Among the hundreds of thousands expected to attend the 57th event are a group of Romans that, whether for the first time or on a repeat trip, are excited to see a part of United States history unfold.
George and Ann Pullen were on their way to Washington on Friday for their first inauguration.
“I’ve always watched them on television,” George Pullen said. “After we did what we could to get Obama elected and sworn in again, I thought ‘let’s go.’”
“I think it will be very exciting to see it in person,” Ann Pullen said.
“We may have to stand out in the cold for a while but I’m definitely looking forward to it,” Ann Pullen said.
A journey that they say is a culmination of the work that both they and the Democratic Party did, the Pullens said they expect a party-like atmosphere during the ceremony Monday afternoon.
“I don’t anticipate anything other than a celebration,” George Pullen said. “The weather is supposed to be nice and we’ll get together with some of our democratic friends and cheer.”
Wendy Davis, who attended both inaugurations for former President Bill Clinton, is hoping her trip this time around will end up better than four years ago.
A Roman and member of the Democratic National Committee, Davis had some issues that kept her from getting through the ticket gates
before they were closed at Obama’s first inauguration.
“There was this street vendor I ran into as I was walking around and he had the ceremony playing on his car radio so a bunch of us gathered around and listened to the speech that way,” David said.
She said there would be a sense of enthusiasm among the people that were a part of the campaign to get Obama re-elected.
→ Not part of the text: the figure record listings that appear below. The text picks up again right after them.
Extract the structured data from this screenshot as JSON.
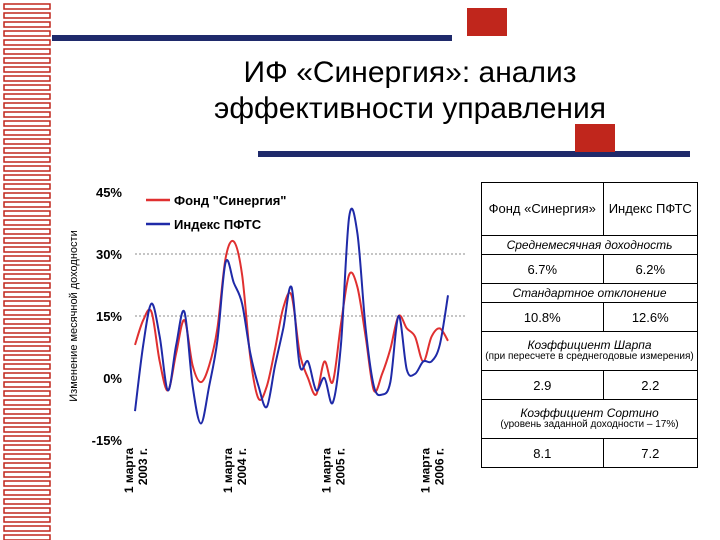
{
  "slide": {
    "title_line1": "ИФ «Синергия»: анализ",
    "title_line2": "эффективности управления"
  },
  "colors": {
    "synergy": "#e03030",
    "pfts": "#1f2aa8",
    "accent_red": "#c0261c",
    "accent_navy": "#1f2a6b"
  },
  "table": {
    "col1": "Фонд «Синергия»",
    "col2": "Индекс ПФТС",
    "rows": [
      {
        "label": "Среднемесячная доходность",
        "v1": "6.7%",
        "v2": "6.2%"
      },
      {
        "label": "Стандартное отклонение",
        "v1": "10.8%",
        "v2": "12.6%"
      },
      {
        "label": "Коэффициент Шарпа",
        "note": "(при пересчете в среднегодовые измерения)",
        "v1": "2.9",
        "v2": "2.2"
      },
      {
        "label": "Коэффициент Сортино",
        "note": "(уровень заданной доходности – 17%)",
        "v1": "8.1",
        "v2": "7.2"
      }
    ]
  },
  "chart_data": {
    "type": "line",
    "ylabel": "Изменение месячной доходности",
    "ylim": [
      -15,
      45
    ],
    "y_ticks": [
      "45%",
      "30%",
      "15%",
      "0%",
      "-15%"
    ],
    "y_tick_values": [
      45,
      30,
      15,
      0,
      -15
    ],
    "x_ticks": [
      "1 марта 2003 г.",
      "1 марта 2004 г.",
      "1 марта 2005 г.",
      "1 марта 2006 г."
    ],
    "x_tick_index": [
      0,
      12,
      24,
      36
    ],
    "grid": "horizontal dashed at 30 and 15",
    "legend_position": "top-left",
    "series": [
      {
        "name": "Фонд \"Синергия\"",
        "color": "#e03030",
        "values": [
          8,
          14,
          16,
          4,
          -3,
          6,
          14,
          3,
          -1,
          3,
          12,
          29,
          33,
          25,
          5,
          -5,
          -2,
          7,
          17,
          20,
          6,
          0,
          -4,
          4,
          -1,
          13,
          25,
          22,
          10,
          -3,
          1,
          7,
          15,
          12,
          10,
          4,
          10,
          12,
          9
        ]
      },
      {
        "name": "Индекс ПФТС",
        "color": "#1f2aa8",
        "values": [
          -8,
          8,
          18,
          10,
          -3,
          8,
          16,
          -2,
          -11,
          -2,
          9,
          28,
          23,
          18,
          6,
          -2,
          -7,
          3,
          12,
          22,
          3,
          4,
          -3,
          0,
          -6,
          8,
          39,
          35,
          12,
          -2,
          -4,
          -1,
          15,
          2,
          1,
          4,
          4,
          8,
          20
        ]
      }
    ]
  }
}
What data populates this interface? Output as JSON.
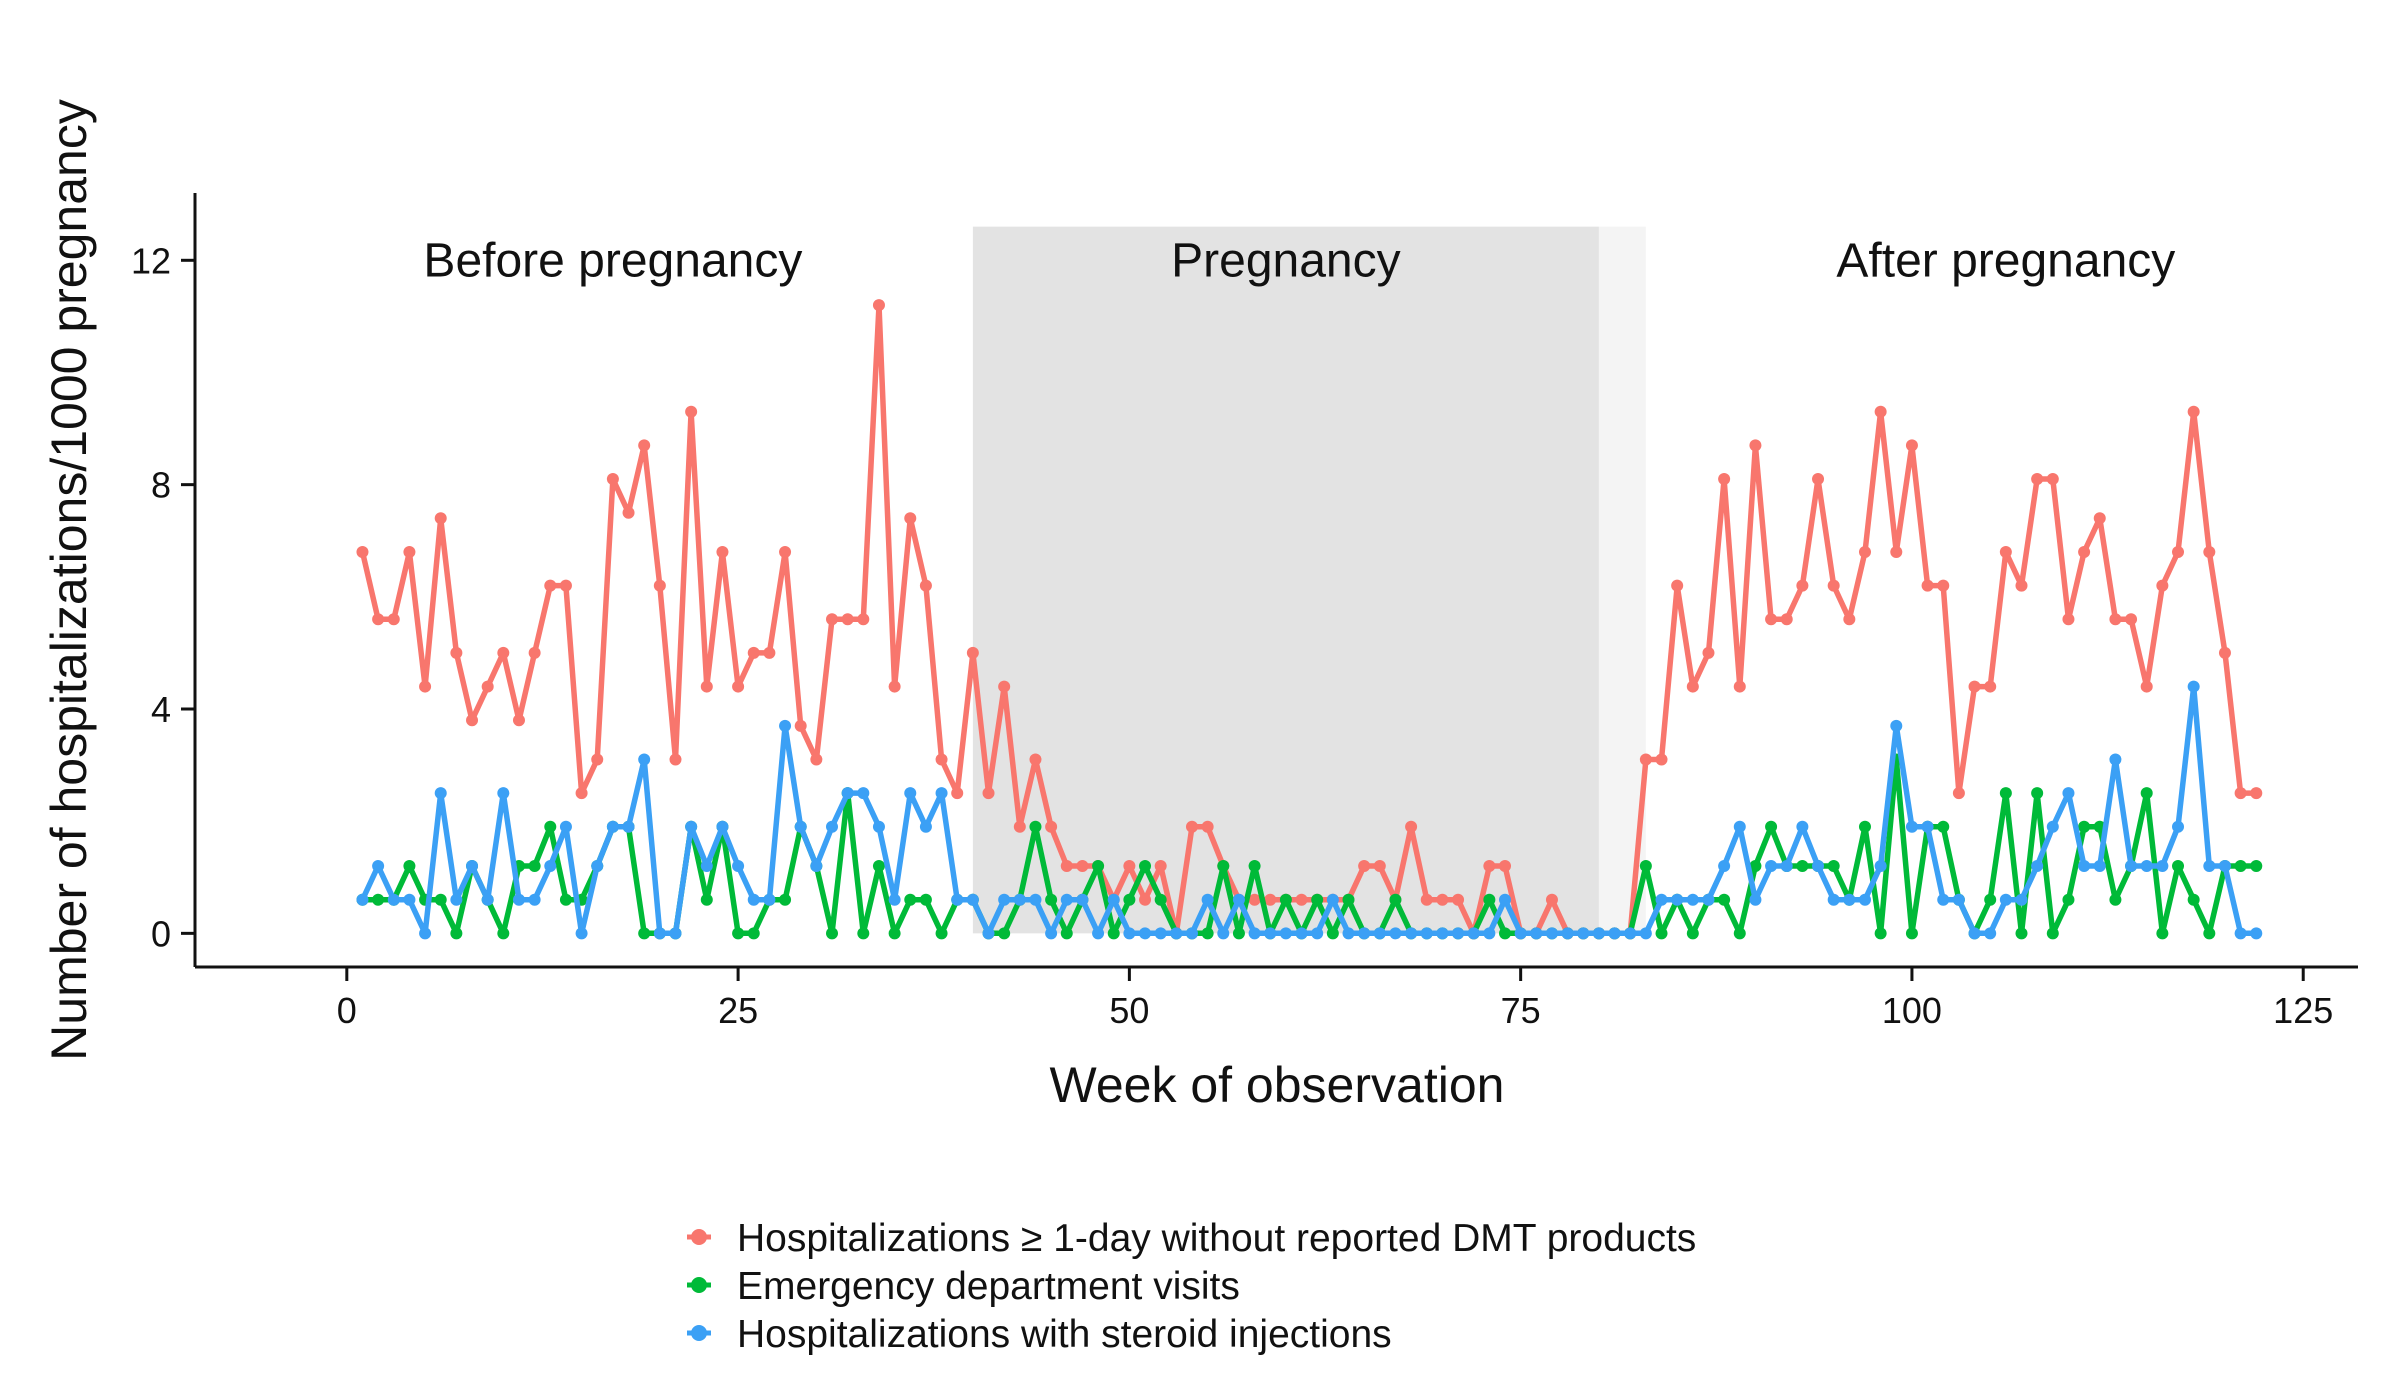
{
  "chart_data": {
    "type": "line",
    "title": "",
    "xlabel": "Week of observation",
    "ylabel": "Number of hospitalizations/1000 pregnancy",
    "xlim": [
      -9.7,
      128.5
    ],
    "ylim": [
      -0.6,
      13.2
    ],
    "xticks": [
      0,
      25,
      50,
      75,
      100,
      125
    ],
    "yticks": [
      0,
      4,
      8,
      12
    ],
    "xtick_labels": [
      "0",
      "25",
      "50",
      "75",
      "100",
      "125"
    ],
    "ytick_labels": [
      "0",
      "4",
      "8",
      "12"
    ],
    "grid": false,
    "legend_position": "bottom",
    "regions": [
      {
        "name": "before",
        "label": "Before pregnancy",
        "label_x": 17,
        "label_y": 12
      },
      {
        "name": "pregnancy",
        "label": "Pregnancy",
        "x_start": 40,
        "x_end": 80,
        "y_top": 12.6,
        "shade": "#e3e3e3",
        "label_x": 60,
        "label_y": 12
      },
      {
        "name": "transition",
        "label": "",
        "x_start": 80,
        "x_end": 83,
        "y_top": 12.6,
        "shade": "#f4f4f4"
      },
      {
        "name": "after",
        "label": "After pregnancy",
        "label_x": 106,
        "label_y": 12
      }
    ],
    "x": [
      1,
      2,
      3,
      4,
      5,
      6,
      7,
      8,
      9,
      10,
      11,
      12,
      13,
      14,
      15,
      16,
      17,
      18,
      19,
      20,
      21,
      22,
      23,
      24,
      25,
      26,
      27,
      28,
      29,
      30,
      31,
      32,
      33,
      34,
      35,
      36,
      37,
      38,
      39,
      40,
      41,
      42,
      43,
      44,
      45,
      46,
      47,
      48,
      49,
      50,
      51,
      52,
      53,
      54,
      55,
      56,
      57,
      58,
      59,
      60,
      61,
      62,
      63,
      64,
      65,
      66,
      67,
      68,
      69,
      70,
      71,
      72,
      73,
      74,
      75,
      76,
      77,
      78,
      79,
      80,
      81,
      82,
      83,
      84,
      85,
      86,
      87,
      88,
      89,
      90,
      91,
      92,
      93,
      94,
      95,
      96,
      97,
      98,
      99,
      100,
      101,
      102,
      103,
      104,
      105,
      106,
      107,
      108,
      109,
      110,
      111,
      112,
      113,
      114,
      115,
      116,
      117,
      118,
      119,
      120,
      121,
      122
    ],
    "series": [
      {
        "name": "Hospitalizations ≥ 1-day without reported DMT products",
        "color": "#f8766d",
        "values": [
          6.8,
          5.6,
          5.6,
          6.8,
          4.4,
          7.4,
          5.0,
          3.8,
          4.4,
          5.0,
          3.8,
          5.0,
          6.2,
          6.2,
          2.5,
          3.1,
          8.1,
          7.5,
          8.7,
          6.2,
          3.1,
          9.3,
          4.4,
          6.8,
          4.4,
          5.0,
          5.0,
          6.8,
          3.7,
          3.1,
          5.6,
          5.6,
          5.6,
          11.2,
          4.4,
          7.4,
          6.2,
          3.1,
          2.5,
          5.0,
          2.5,
          4.4,
          1.9,
          3.1,
          1.9,
          1.2,
          1.2,
          1.2,
          0.6,
          1.2,
          0.6,
          1.2,
          0.0,
          1.9,
          1.9,
          1.2,
          0.6,
          0.6,
          0.6,
          0.6,
          0.6,
          0.6,
          0.6,
          0.6,
          1.2,
          1.2,
          0.6,
          1.9,
          0.6,
          0.6,
          0.6,
          0.0,
          1.2,
          1.2,
          0.0,
          0.0,
          0.6,
          0.0,
          0.0,
          0.0,
          0.0,
          0.0,
          3.1,
          3.1,
          6.2,
          4.4,
          5.0,
          8.1,
          4.4,
          8.7,
          5.6,
          5.6,
          6.2,
          8.1,
          6.2,
          5.6,
          6.8,
          9.3,
          6.8,
          8.7,
          6.2,
          6.2,
          2.5,
          4.4,
          4.4,
          6.8,
          6.2,
          8.1,
          8.1,
          5.6,
          6.8,
          7.4,
          5.6,
          5.6,
          4.4,
          6.2,
          6.8,
          9.3,
          6.8,
          5.0,
          2.5,
          2.5
        ]
      },
      {
        "name": "Emergency department visits",
        "color": "#00ba38",
        "values": [
          0.6,
          0.6,
          0.6,
          1.2,
          0.6,
          0.6,
          0.0,
          1.2,
          0.6,
          0.0,
          1.2,
          1.2,
          1.9,
          0.6,
          0.6,
          1.2,
          1.9,
          1.9,
          0.0,
          0.0,
          0.0,
          1.9,
          0.6,
          1.9,
          0.0,
          0.0,
          0.6,
          0.6,
          1.9,
          1.2,
          0.0,
          2.5,
          0.0,
          1.2,
          0.0,
          0.6,
          0.6,
          0.0,
          0.6,
          0.6,
          0.0,
          0.0,
          0.6,
          1.9,
          0.6,
          0.0,
          0.6,
          1.2,
          0.0,
          0.6,
          1.2,
          0.6,
          0.0,
          0.0,
          0.0,
          1.2,
          0.0,
          1.2,
          0.0,
          0.6,
          0.0,
          0.6,
          0.0,
          0.6,
          0.0,
          0.0,
          0.6,
          0.0,
          0.0,
          0.0,
          0.0,
          0.0,
          0.6,
          0.0,
          0.0,
          0.0,
          0.0,
          0.0,
          0.0,
          0.0,
          0.0,
          0.0,
          1.2,
          0.0,
          0.6,
          0.0,
          0.6,
          0.6,
          0.0,
          1.2,
          1.9,
          1.2,
          1.2,
          1.2,
          1.2,
          0.6,
          1.9,
          0.0,
          3.1,
          0.0,
          1.9,
          1.9,
          0.6,
          0.0,
          0.6,
          2.5,
          0.0,
          2.5,
          0.0,
          0.6,
          1.9,
          1.9,
          0.6,
          1.2,
          2.5,
          0.0,
          1.2,
          0.6,
          0.0,
          1.2,
          1.2,
          1.2
        ]
      },
      {
        "name": "Hospitalizations with steroid injections",
        "color": "#3ba0f5",
        "values": [
          0.6,
          1.2,
          0.6,
          0.6,
          0.0,
          2.5,
          0.6,
          1.2,
          0.6,
          2.5,
          0.6,
          0.6,
          1.2,
          1.9,
          0.0,
          1.2,
          1.9,
          1.9,
          3.1,
          0.0,
          0.0,
          1.9,
          1.2,
          1.9,
          1.2,
          0.6,
          0.6,
          3.7,
          1.9,
          1.2,
          1.9,
          2.5,
          2.5,
          1.9,
          0.6,
          2.5,
          1.9,
          2.5,
          0.6,
          0.6,
          0.0,
          0.6,
          0.6,
          0.6,
          0.0,
          0.6,
          0.6,
          0.0,
          0.6,
          0.0,
          0.0,
          0.0,
          0.0,
          0.0,
          0.6,
          0.0,
          0.6,
          0.0,
          0.0,
          0.0,
          0.0,
          0.0,
          0.6,
          0.0,
          0.0,
          0.0,
          0.0,
          0.0,
          0.0,
          0.0,
          0.0,
          0.0,
          0.0,
          0.6,
          0.0,
          0.0,
          0.0,
          0.0,
          0.0,
          0.0,
          0.0,
          0.0,
          0.0,
          0.6,
          0.6,
          0.6,
          0.6,
          1.2,
          1.9,
          0.6,
          1.2,
          1.2,
          1.9,
          1.2,
          0.6,
          0.6,
          0.6,
          1.2,
          3.7,
          1.9,
          1.9,
          0.6,
          0.6,
          0.0,
          0.0,
          0.6,
          0.6,
          1.2,
          1.9,
          2.5,
          1.2,
          1.2,
          3.1,
          1.2,
          1.2,
          1.2,
          1.9,
          4.4,
          1.2,
          1.2,
          0.0,
          0.0
        ]
      }
    ]
  }
}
“But it’s bigger than that,” Davis said. “It’s a bigger part of our democracy and a real reason to celebrate.”
The trip and occasion means something extra to Bishop Norris K. Allen, of the Overcoming Church of God.
Allen left Friday night with a bus of 16 people, most of which were from local churches in Rome, after he attended the inauguration in 2009.
“It was very exciting to be there then and I think this year will be just as great,” Allen said.
While Obama will be sworn in officially on Sunday, the traditional date of the inauguration, the ceremony will take place on the federal holiday honoring slain civil rights leader the Rev. Martin Luther King Jr., who Allen knew.
“I believe it will be awesome,” Allen said. “I really do.”